The following article was sent to me as an e-mail from David Linthicum.

Gervas

SOA in Danger of Over Hype, Over Spending, and Bad Practices

David S. Linthicum

In a recent Burton Group event, the analysts stressed what I've been beating to death for years now, that too many companies are over spending in the SOA space, too early, and are not thinking through the core issues. Thus, many initial SOA project are in danger of hitting a wall before the core value of SOA is understood. The Burton analysts stressed that you don't need to chase after some Enterprise Service Bus (ESB) with every possible option, or try to support the latest chic Web services standards to achieve service orientation. Indeed, they are describing what SOA really is--an architecture style--and thus something you do, not something you buy. However, don't tell the vendors that.

The hype in the SOA space is raging right now, largely due to the amount of marketing money that's being spent in order to both create and capture the demand. You just don't feel like you're a true enterprise unless you have an ESB and governance tool, no matter that you've not figured out how to use them yet. Indeed the big "SOA stack" players are in the market early with enterprise license agreements that lock in their customer into an all-you-can eat SOA technology buffet that will supposedly provide them with solutions to all of their SOA needs. The truth is much more complex and less exciting. In actuality, each enterprise is like a snowflake, and the problem patterns present vary greatly from problem domain to problem domain, enterprise to enterprise, as I'm finding both in my consulting practice and data points with a number of SOA practitioners out there. Thus, selecting technology before you understand your unique issues, puts your first SOA project at risk and will cost you dearly, considering that this is the mother of all mistakes that you can make here.

There is much homework to be done before you can begin shelling out the big dollars for the big SOA technology, and more often than not you'll find the technology that's a fit is not the technology you had first thought.

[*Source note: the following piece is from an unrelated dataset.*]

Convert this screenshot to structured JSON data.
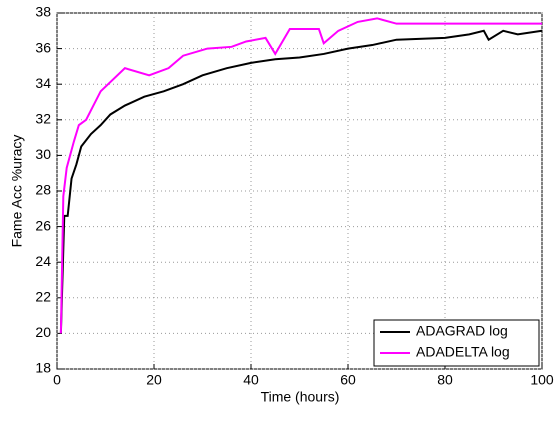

Case in point are the number of projects I'm finding where ESBs are not the correct solution, but their early purchase means it's a "force fit" which means the project is at risk, and at the very least, the solution is not optimal. Not that ESBs are bad; they are not. However, like any technology, ESBs do not fit within all SOAs. Same can be said about SOA governance tools, SOA security solutions, service development tools, etc.. You can define your architecture around technology, and the reverse is also true. The fact of the matter is that you need to go through some iterative steps before you can even begin to define your technology requirements, and look for products that fit them. First, you need to understand your data at the semantic, metadata, and abstraction levels. This means a clear definition of what's there, what's needed, and how it should be modeled and implemented as a part of your SOA. Data is the foundation, services are the externalization, and processes are the solution. Keep that in mind.

Second, you need to identify all candidate services, or potential services in your domain. This means going on a service mining expedition, looking at mainframes, and other enterprise applications for core business processes that need to be externalized as services for the architecture. This means working back from screens, APIs, and transactions, and the creation of a solution for recasting them as services. Third, you need to figure out the meta-processes that are a part of the domain. This will become the foundation for your orchestration and/or choreography layers, in essence, defining how the services interact and providing a platform for driving them together into solutions.

Beyond all that you need to figure out performance, security, service tracking, service level agreements, policy management, design time, run time, and any special needs that your project/domain may have, and there is always something that's unique. Then, and only then, do you figure out your technology requirement.

Those who jump right into the SOA hype pool full of SOA technology are finding a few things out. They are not solving their problem, they are not using best practices, and worst of all, they are putting their projects at risk and spending too much money in doing so. I'm not sure if this is one of those "let the kid touch the hot stove" issues, where a few painful failures will teach the masses that this is the wrong approach, or if I need to keep jumping on my soapbox and preaching the very unpopular notion that SOA is complex, hard, and if you're going to make it work, it's going to take some work. Sorry to be the buzz-kill, but somebody has to speak up. Happy to listen to other options here.